Sometimes my heart yearns for a good old-fashioned fantasy epic with a sprawling cast, action sequences full of heroic (and not so heroic) derring-do, monsters, dastardly villains, and magic as a neatly integrated part of the furniture. Miles Cameron’s Traitor’s Son Cycle is such a series, and The Fell Sword is its second volume. It’s been compared to George R. R. Martin’s A Song of Ice and Fire, and I expect a good many fans of Martin’s work would find much to like here, including violence, political machinations, and a dash of moral ambiguity in the “good” guys. But this saga, I find, has a lighter, more frequently humorous tone, and while traditional gender roles do come into play, this world isn’t quite as brutally misogynistic as Martin’s Westeros; rape is an occasional rather than an omnipresent threat. And I like Cameron’s women — the female knight Ser Alison (who, unlike Martin’s Brienne of Tarth, has the respect of most of her colleagues), the wise-woman seamstress Mag, and the magically gifted nun Amicia, a devout woman depicted sympathetically — better than most of Martin’s.

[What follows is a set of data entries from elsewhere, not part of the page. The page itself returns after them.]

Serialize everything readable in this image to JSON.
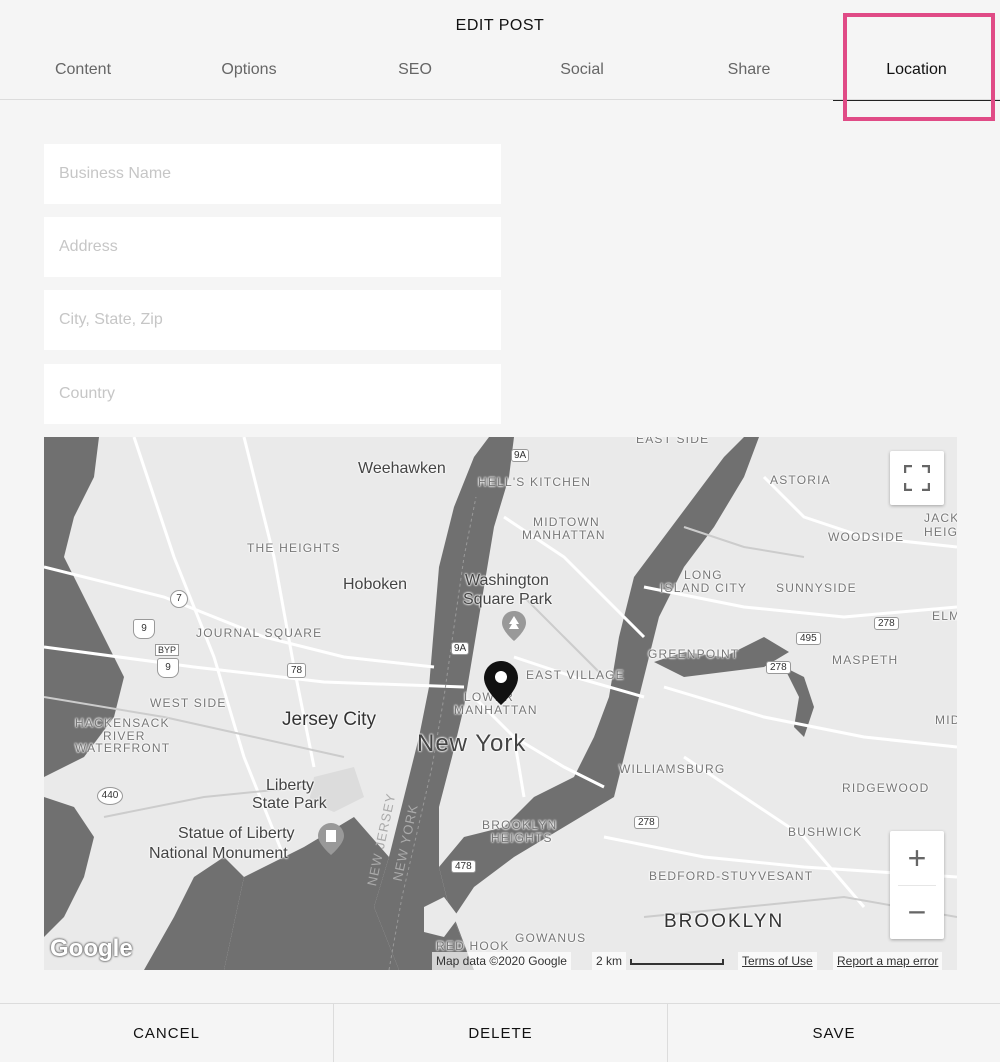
{
  "dialog": {
    "title": "EDIT POST"
  },
  "tabs": [
    {
      "label": "Content"
    },
    {
      "label": "Options"
    },
    {
      "label": "SEO"
    },
    {
      "label": "Social"
    },
    {
      "label": "Share"
    },
    {
      "label": "Location",
      "active": true
    }
  ],
  "highlight_color": "#e04b86",
  "form": {
    "business_name": {
      "value": "",
      "placeholder": "Business Name"
    },
    "address": {
      "value": "",
      "placeholder": "Address"
    },
    "city_state_zip": {
      "value": "",
      "placeholder": "City, State, Zip"
    },
    "country": {
      "value": "",
      "placeholder": "Country"
    }
  },
  "map": {
    "labels": {
      "east_side": "EAST SIDE",
      "weehawken": "Weehawken",
      "hells_kitchen": "HELL'S KITCHEN",
      "astoria": "ASTORIA",
      "jackson_heights": "JACK HEIG",
      "midtown": "MIDTOWN",
      "manhattan": "MANHATTAN",
      "the_heights": "THE HEIGHTS",
      "woodside": "WOODSIDE",
      "hoboken": "Hoboken",
      "washington_sq": "Washington",
      "square_park": "Square Park",
      "long_island_city_1": "LONG",
      "long_island_city_2": "ISLAND CITY",
      "sunnyside": "SUNNYSIDE",
      "journal_square": "JOURNAL SQUARE",
      "elm": "ELM",
      "greenpoint": "GREENPOINT",
      "maspeth": "MASPETH",
      "east_village": "EAST VILLAGE",
      "west_side": "WEST SIDE",
      "lower_manhattan_1": "LOWER",
      "lower_manhattan_2": "MANHATTAN",
      "jersey_city": "Jersey City",
      "hackensack_1": "HACKENSACK",
      "hackensack_2": "RIVER",
      "hackensack_3": "WATERFRONT",
      "new_york": "New York",
      "mid": "MID",
      "williamsburg": "WILLIAMSBURG",
      "liberty_sp_1": "Liberty",
      "liberty_sp_2": "State Park",
      "ridgewood": "RIDGEWOOD",
      "brooklyn_heights_1": "BROOKLYN",
      "brooklyn_heights_2": "HEIGHTS",
      "bushwick": "BUSHWICK",
      "statue_1": "Statue of Liberty",
      "statue_2": "National Monument",
      "new_jersey_water": "NEW JERSEY",
      "new_york_water": "NEW YORK",
      "bed_stuy": "BEDFORD-STUYVESANT",
      "brooklyn": "BROOKLYN",
      "red_hook": "RED HOOK",
      "gowanus": "GOWANUS"
    },
    "shields": {
      "r9a_top": "9A",
      "r7": "7",
      "r9": "9",
      "byp": "BYP",
      "r9b": "9",
      "r78": "78",
      "r9a_mid": "9A",
      "r495": "495",
      "r278_a": "278",
      "r278_b": "278",
      "r440": "440",
      "r278_c": "278",
      "r478": "478"
    },
    "zoom_in": "+",
    "zoom_out": "−",
    "google_logo": "Google",
    "attribution": "Map data ©2020 Google",
    "scale": "2 km",
    "terms": "Terms of Use",
    "report": "Report a map error",
    "water_color": "#707070",
    "land_color": "#eaeaea"
  },
  "footer": {
    "cancel": "CANCEL",
    "delete": "DELETE",
    "save": "SAVE"
  }
}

I started watching this freshman mystery series, about a tattooed amnesiac woman who becomes the linchpin for a series of cases worked by a team of dedicated but flawed FBI agents, because I relished seeing Jaimie Alexander, whom I’ve loved as Lady Sif in the Thor films (darn it, why does Thor keep looking at other women when Sif is right there?), as the center of her own show. As I expected, she’s awesome. But I’ve come to enjoy the entire diverse cast, which offers a satisfying punch in the eye to the Smurfette Principle. Many shows would have expected us to be content with Alexander alone, but this one also gives us a tough Latina agent battling her own demons, a gay black woman (the superb Marianne Jean-Baptiste) as the team’s director, and a blonde computer specialist and puzzle expert who, in her spare time — insert squeal of delight here — plays Dungeons & Dragons! Yes, girls and women play D&D too, and it’s wonderful to have a TV show acknowledge this at last, even if it is only in a throwaway moment in an episode that focuses on something else entirely. The mysteries are tight and involving, both the stand-alone cases and the ongoing arcs, but for me, the people make it worth watching.